Unter der Woche übernachte er "selbstverständlich" in Wien, sagte Strache laut "Österreich"-Aussendung. "Ich wohne immer in Wien", verwies er auf Geburt, Kindergarten, Schule und Ausbildung. "Aus Sicherheitsgründen" haben er nicht jede Wohnung als Hauptwohnsitz angemeldet gehabt. Im März habe er für die Kandidatur mit dem "Team HC Strache" bei der Gemeinderatswahl den Wohnsitz in Wien-Landstraße "sichergestellt", als seine Mutter ins Pflegeheim musste.
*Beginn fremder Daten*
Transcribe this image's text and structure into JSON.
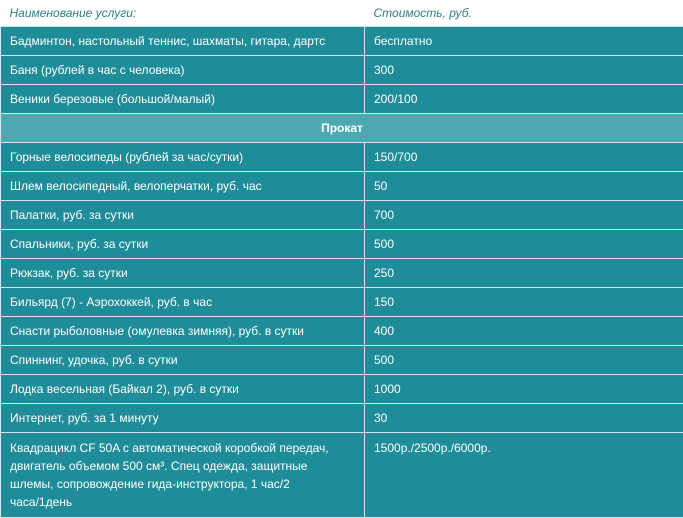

Nun bringt ihn aber ausgerechnet eine von ihm ausgehende Klage gegen das Magazin "kontrast.at" in Bedrängnis. Wie das Blatt berichtet, ist in eben diesem Schriftsatz, der an das Landesgericht für Strafsachen in Wien gerichtet war, als Straches Adresse, jene in Klosterneuburg angegeben. Besonders pikant: die Klage wurde erst vor einer Woche, am 21. Juli eingereicht und damit auch eine Woche nach dem für die Wahlbehörde relevanten Stichtag, dem 14. Juli.